No, temporary tables are session-scoped and cannot be accessed outside the session in which they were created.
What happens if you drop a permanent table that a temporary table is based on?
If the source table of a temporary view is dropped, the temporary view becomes invalid. Subsequent queries using the view will fail until the source table is recreated.
How do I drop a Databricks temporary view?
You can drop a Databricks temporary view using:
DROP VIEW IF EXISTS temp_table;
Can I Create Multiple Temporary Views in the Same Session?
Yes, you can create multiple temporary views within a single Spark session. Each view can be based on different source data or transformations.
How Do Temporary Views Handle Complex Data Types?
Databricks Temporary views fully support complex data types, including:
- Nested structures
- Arrays
- Maps
- Structs
How Do Temporary Views Interact with Different Databricks Clusters?
Databricks temporary views are strictly session and cluster-specific.

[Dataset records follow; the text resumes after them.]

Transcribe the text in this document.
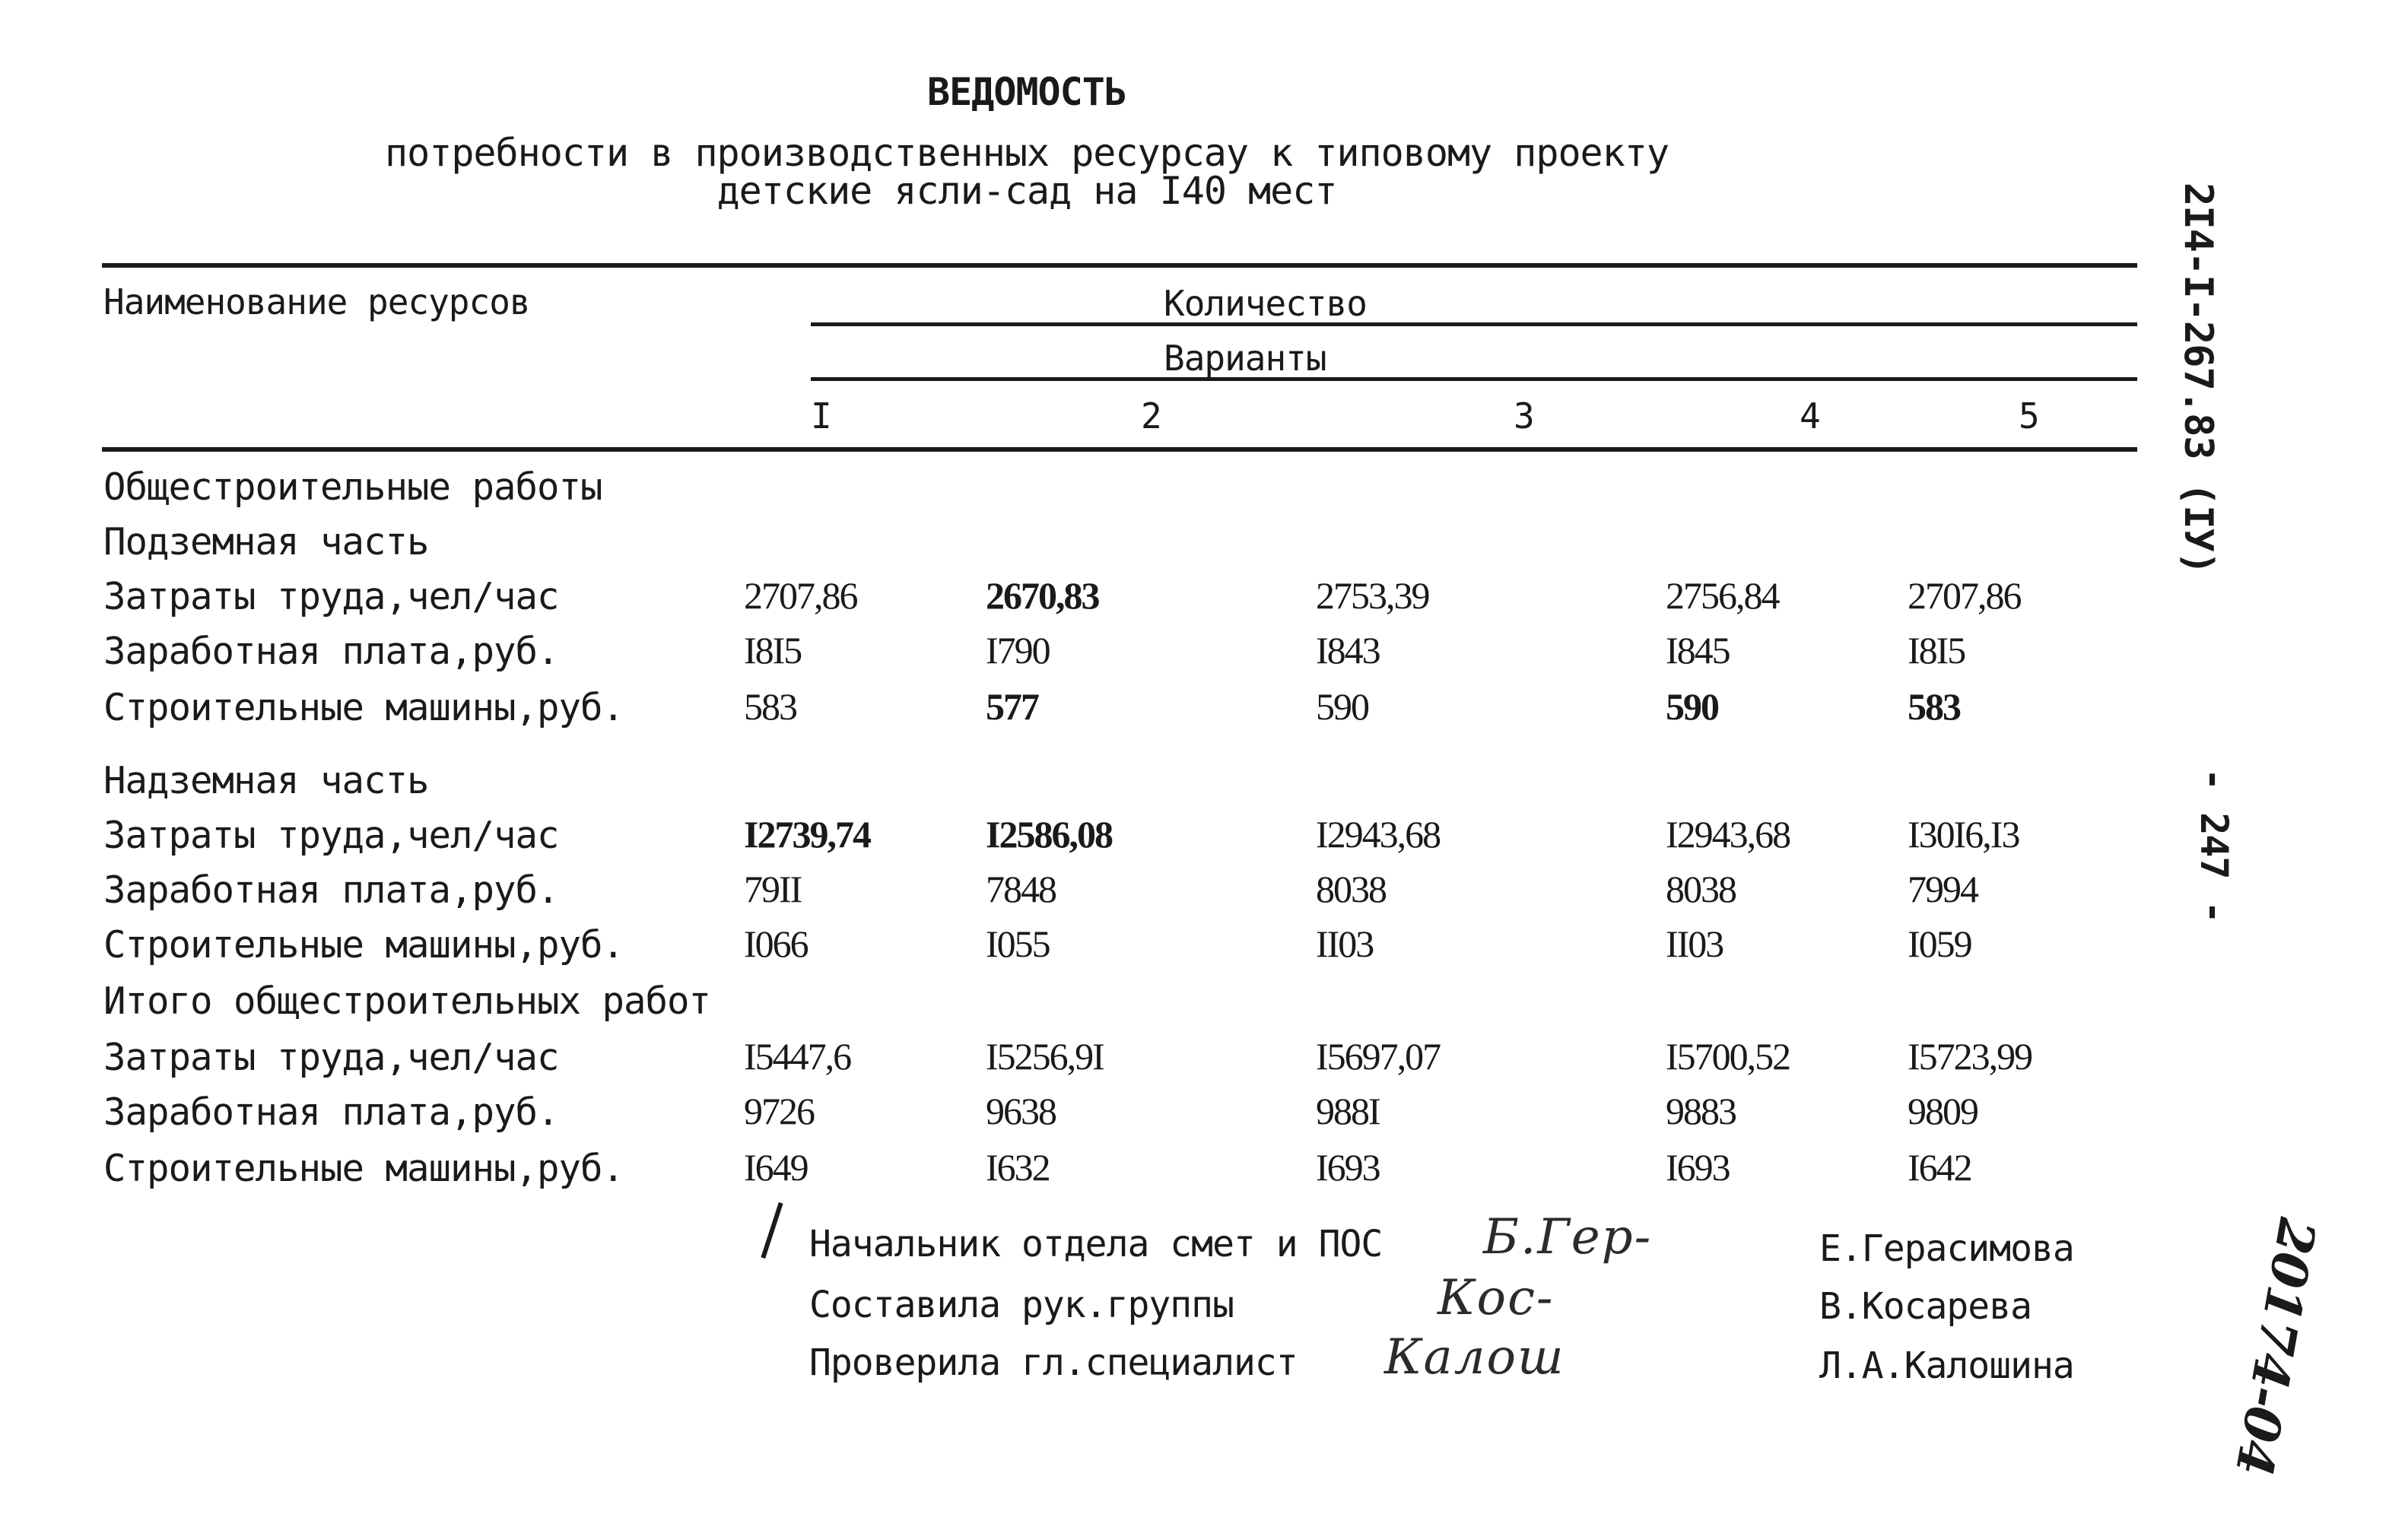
ВЕДОМОСТЬ
потребности в производственных ресурсау к типовому проекту
детские ясли-сад на I40 мест
Наименование ресурсов	Количество
Варианты
I	2	3	4	5
Общестроительные работы
Подземная часть
Затраты труда,чел/час	2707,86	2670,83	2753,39	2756,84	2707,86
Заработная плата,руб.	I8I5	I790	I843	I845	I8I5
Строительные машины,руб.	583	577	590	590	583
Надземная часть
Затраты труда,чел/час	I2739,74	I2586,08	I2943,68	I2943,68	I30I6,I3
Заработная плата,руб.	79II	7848	8038	8038	7994
Строительные машины,руб.	I066	I055	II03	II03	I059
Итого общестроительных работ
Затраты труда,чел/час	I5447,6	I5256,9I	I5697,07	I5700,52	I5723,99
Заработная плата,руб.	9726	9638	988I	9883	9809
Строительные машины,руб.	I649	I632	I693	I693	I642
Начальник отдела смет и ПОС Б.Гер-	Е.Герасимова
Составила рук.группы	Кос-	В.Косарева
Проверила гл.специалист Калош	Л.А.Калошина
2I4-I-267.83 (IУ)
- 247 -
20174-04
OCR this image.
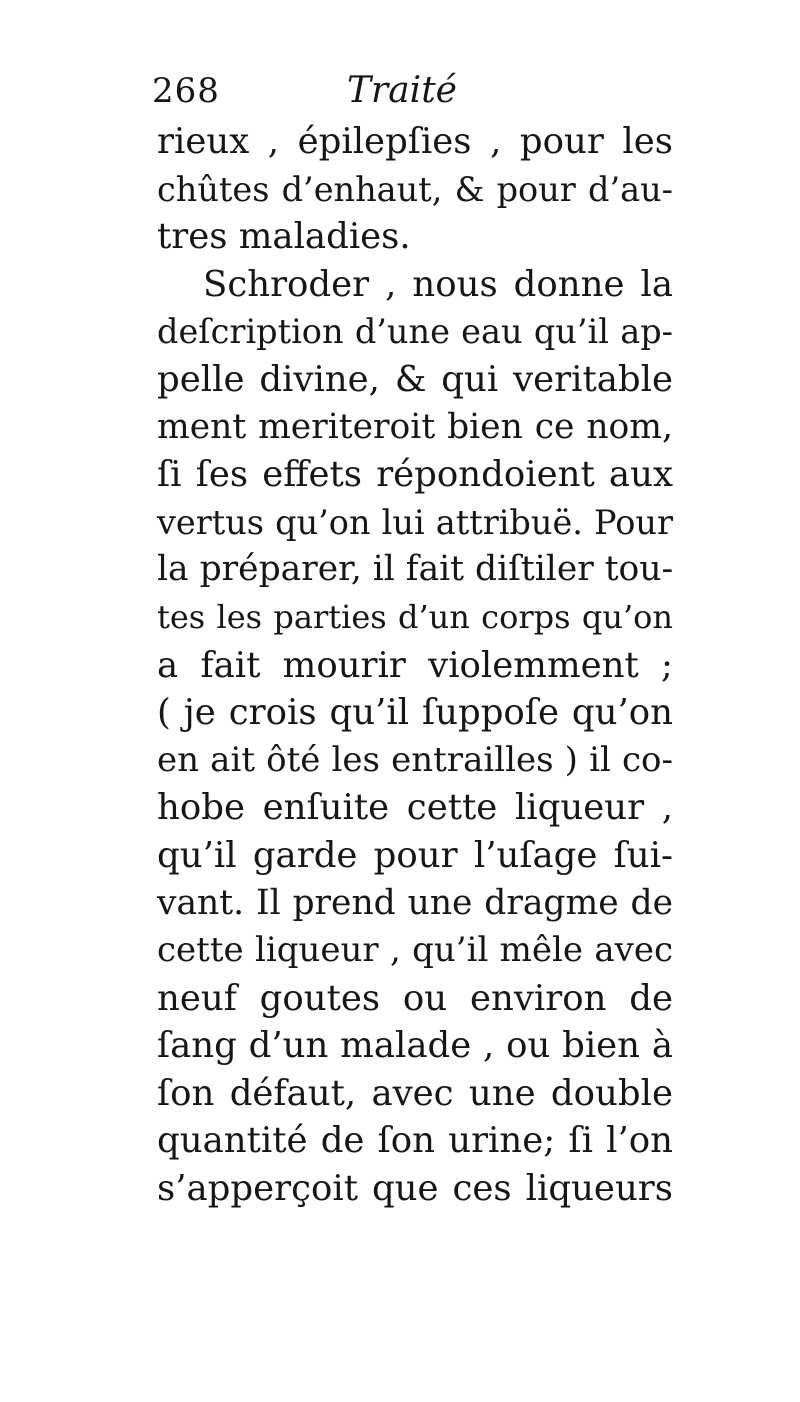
268	Traité
rieux , épilepſies , pour les
chûtes d’enhaut, & pour d’au-
tres maladies.
Schroder , nous donne la
deſcription d’une eau qu’il ap-
pelle divine, & qui veritable
ment meriteroit bien ce nom,
ſi ſes effets répondoient aux
vertus qu’on lui attribuë. Pour
la préparer, il fait diſtiler tou-
tes les parties d’un corps qu’on
a fait mourir violemment ;
( je crois qu’il ſuppoſe qu’on
en ait ôté les entrailles ) il co-
hobe enſuite cette liqueur ,
qu’il garde pour l’uſage ſui-
vant. Il prend une dragme de
cette liqueur , qu’il mêle avec
neuf goutes ou environ de
ſang d’un malade , ou bien à
ſon défaut, avec une double
quantité de ſon urine; ſi l’on
s’apperçoit que ces liqueurs
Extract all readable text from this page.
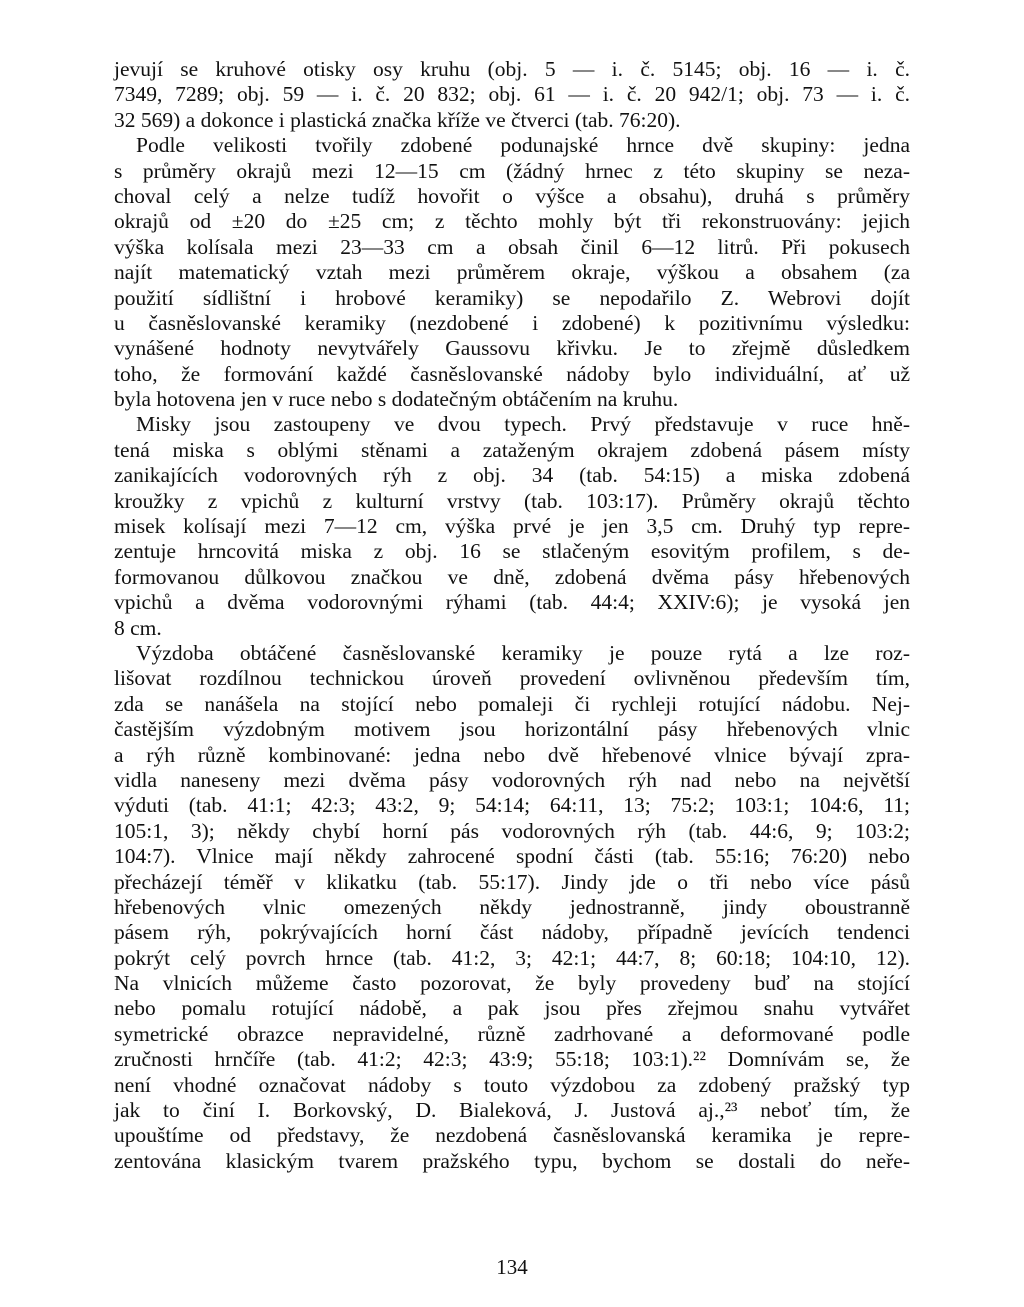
jevují se kruhové otisky osy kruhu (obj. 5 — i. č. 5145; obj. 16 — i. č.
7349, 7289; obj. 59 — i. č. 20 832; obj. 61 — i. č. 20 942/1; obj. 73 — i. č.
32 569) a dokonce i plastická značka kříže ve čtverci (tab. 76:20).
Podle velikosti tvořily zdobené podunajské hrnce dvě skupiny: jedna
s průměry okrajů mezi 12—15 cm (žádný hrnec z této skupiny se neza-
choval celý a nelze tudíž hovořit o výšce a obsahu), druhá s průměry
okrajů od ±20 do ±25 cm; z těchto mohly být tři rekonstruovány: jejich
výška kolísala mezi 23—33 cm a obsah činil 6—12 litrů. Při pokusech
najít matematický vztah mezi průměrem okraje, výškou a obsahem (za
použití sídlištní i hrobové keramiky) se nepodařilo Z. Webrovi dojít
u časněslovanské keramiky (nezdobené i zdobené) k pozitivnímu výsledku:
vynášené hodnoty nevytvářely Gaussovu křivku. Je to zřejmě důsledkem
toho, že formování každé časněslovanské nádoby bylo individuální, ať už
byla hotovena jen v ruce nebo s dodatečným obtáčením na kruhu.
Misky jsou zastoupeny ve dvou typech. Prvý představuje v ruce hně-
tená miska s oblými stěnami a zataženým okrajem zdobená pásem místy
zanikajících vodorovných rýh z obj. 34 (tab. 54:15) a miska zdobená
kroužky z vpichů z kulturní vrstvy (tab. 103:17). Průměry okrajů těchto
misek kolísají mezi 7—12 cm, výška prvé je jen 3,5 cm. Druhý typ repre-
zentuje hrncovitá miska z obj. 16 se stlačeným esovitým profilem, s de-
formovanou důlkovou značkou ve dně, zdobená dvěma pásy hřebenových
vpichů a dvěma vodorovnými rýhami (tab. 44:4; XXIV:6); je vysoká jen
8 cm.
Výzdoba obtáčené časněslovanské keramiky je pouze rytá a lze roz-
lišovat rozdílnou technickou úroveň provedení ovlivněnou především tím,
zda se nanášela na stojící nebo pomaleji či rychleji rotující nádobu. Nej-
častějším výzdobným motivem jsou horizontální pásy hřebenových vlnic
a rýh různě kombinované: jedna nebo dvě hřebenové vlnice bývají zpra-
vidla naneseny mezi dvěma pásy vodorovných rýh nad nebo na největší
výduti (tab. 41:1; 42:3; 43:2, 9; 54:14; 64:11, 13; 75:2; 103:1; 104:6, 11;
105:1, 3); někdy chybí horní pás vodorovných rýh (tab. 44:6, 9; 103:2;
104:7). Vlnice mají někdy zahrocené spodní části (tab. 55:16; 76:20) nebo
přecházejí téměř v klikatku (tab. 55:17). Jindy jde o tři nebo více pásů
hřebenových vlnic omezených někdy jednostranně, jindy oboustranně
pásem rýh, pokrývajících horní část nádoby, případně jevících tendenci
pokrýt celý povrch hrnce (tab. 41:2, 3; 42:1; 44:7, 8; 60:18; 104:10, 12).
Na vlnicích můžeme často pozorovat, že byly provedeny buď na stojící
nebo pomalu rotující nádobě, a pak jsou přes zřejmou snahu vytvářet
symetrické obrazce nepravidelné, různě zadrhované a deformované podle
zručnosti hrnčíře (tab. 41:2; 42:3; 43:9; 55:18; 103:1).²² Domnívám se, že
není vhodné označovat nádoby s touto výzdobou za zdobený pražský typ
jak to činí I. Borkovský, D. Bialeková, J. Justová aj.,²³ neboť tím, že
upouštíme od představy, že nezdobená časněslovanská keramika je repre-
zentována klasickým tvarem pražského typu, bychom se dostali do neře-
134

They do not persist across:
- Different cluster sessions
- Notebook restarts
- Cluster terminations
What are the performance implications of using temporary views?
Temporary views can improve performance by caching data in memory, but excessive use can lead to memory constraints.
Can I use temporary views with Delta Lake tables?
Yes, you can create temporary views based on Delta Lake tables.
What are some best practices for using temporary views?
Use temporary views for session-specific data manipulation and avoid storing sensitive data in temporary views.